Complete step by step solution
In the given question, we have two different gases, kept at different temperature and pressure conditions. When mixed together, the pressure and the volume of the gases will change. However, the number of moles of the individual gases would remain same. Thus, using the ideal gas equation, we can find the initial and final moles of the gases.

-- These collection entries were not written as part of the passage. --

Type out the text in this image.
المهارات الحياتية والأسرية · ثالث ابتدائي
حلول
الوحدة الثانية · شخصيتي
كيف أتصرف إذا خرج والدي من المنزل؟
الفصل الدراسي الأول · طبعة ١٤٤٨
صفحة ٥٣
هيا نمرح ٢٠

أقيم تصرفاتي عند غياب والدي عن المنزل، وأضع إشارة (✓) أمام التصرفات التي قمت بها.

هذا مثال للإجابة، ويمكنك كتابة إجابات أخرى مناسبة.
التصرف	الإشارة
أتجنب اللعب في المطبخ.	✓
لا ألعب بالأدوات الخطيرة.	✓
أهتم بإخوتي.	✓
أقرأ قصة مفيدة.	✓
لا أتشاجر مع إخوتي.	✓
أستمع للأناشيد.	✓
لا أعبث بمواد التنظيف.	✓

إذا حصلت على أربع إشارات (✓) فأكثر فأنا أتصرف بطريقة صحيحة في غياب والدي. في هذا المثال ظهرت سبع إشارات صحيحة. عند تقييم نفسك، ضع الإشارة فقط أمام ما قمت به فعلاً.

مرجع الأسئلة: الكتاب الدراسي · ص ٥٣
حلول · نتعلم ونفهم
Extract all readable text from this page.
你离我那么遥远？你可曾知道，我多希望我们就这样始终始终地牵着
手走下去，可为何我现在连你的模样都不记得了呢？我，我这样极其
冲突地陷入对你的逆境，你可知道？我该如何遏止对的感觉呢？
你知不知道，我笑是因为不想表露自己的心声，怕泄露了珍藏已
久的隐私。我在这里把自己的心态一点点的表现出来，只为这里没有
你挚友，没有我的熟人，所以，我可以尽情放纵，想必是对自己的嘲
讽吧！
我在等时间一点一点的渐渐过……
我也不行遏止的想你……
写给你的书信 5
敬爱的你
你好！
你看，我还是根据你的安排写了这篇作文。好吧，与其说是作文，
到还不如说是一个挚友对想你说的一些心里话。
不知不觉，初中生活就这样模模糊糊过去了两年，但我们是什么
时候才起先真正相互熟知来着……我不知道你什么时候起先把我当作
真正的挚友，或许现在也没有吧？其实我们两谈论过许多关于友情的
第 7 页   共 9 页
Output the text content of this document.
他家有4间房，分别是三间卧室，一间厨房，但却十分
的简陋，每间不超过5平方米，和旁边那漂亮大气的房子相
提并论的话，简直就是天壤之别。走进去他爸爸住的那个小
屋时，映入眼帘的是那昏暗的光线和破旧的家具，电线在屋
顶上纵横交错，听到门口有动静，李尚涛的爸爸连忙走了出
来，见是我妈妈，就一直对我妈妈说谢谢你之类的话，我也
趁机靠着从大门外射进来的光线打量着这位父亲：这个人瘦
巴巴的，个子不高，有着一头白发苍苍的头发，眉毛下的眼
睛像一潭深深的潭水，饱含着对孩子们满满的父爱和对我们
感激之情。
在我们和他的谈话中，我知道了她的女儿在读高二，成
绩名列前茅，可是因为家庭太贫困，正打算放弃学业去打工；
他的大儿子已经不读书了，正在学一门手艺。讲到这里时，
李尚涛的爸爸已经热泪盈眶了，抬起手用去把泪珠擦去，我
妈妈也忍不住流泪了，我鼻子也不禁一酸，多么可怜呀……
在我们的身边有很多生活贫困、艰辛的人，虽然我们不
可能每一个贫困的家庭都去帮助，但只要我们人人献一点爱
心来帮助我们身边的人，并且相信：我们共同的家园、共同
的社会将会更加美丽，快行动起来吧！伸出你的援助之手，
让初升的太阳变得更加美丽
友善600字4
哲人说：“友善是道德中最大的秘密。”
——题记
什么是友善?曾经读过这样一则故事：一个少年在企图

We know that, $ {\text{PV}} = {\text{nRT}} $
We can write the equation as $ {\text{n}} = \dfrac{{{\text{PV}}}}{{{\text{RT}}}} $
So, the number of moles of nitrogen gas in initial conditions $ = {{\text{n}}_{{{\text{N}}_{\text{2}}}}} = \dfrac{{{\text{PV}}}}{{{\text{RT}}}} = \dfrac{{{\text{760 \times 60}}}}{{{\text{RT}}}} = \dfrac{{45600}}{{{\text{RT}}}} $
The number of moles of hydrogen gas in initial conditions $ = {{\text{n}}_{{{\text{H}}_2}}} = \dfrac{{740 \times 32}}{{{\text{RT}}}} = \dfrac{{23680}}{{{\text{RT}}}} $
Thus, the number of moles in the mixture are $ = \dfrac{{69280}}{{{\text{RT}}}} $
Now, we can find the pressure of the mixture using the Ideal gas Equation as $ {\text{P}} = \dfrac{{{\text{nRT}}}}{{\text{V}}} = \dfrac{{69280}}{{{\text{RT}}}} \times \dfrac{{{\text{RT}}}}{{20}} = 3464{\text{ mm}} $
The correct answer is D.

Note
The ideal gas equation does not apply to real gases. A real gas shows ideal behaviour at low pressure and high temperature conditions. The real gas equation is a modified version of the ideal gas equation that takes into consideration the factors that were ignored by the ideal gas law.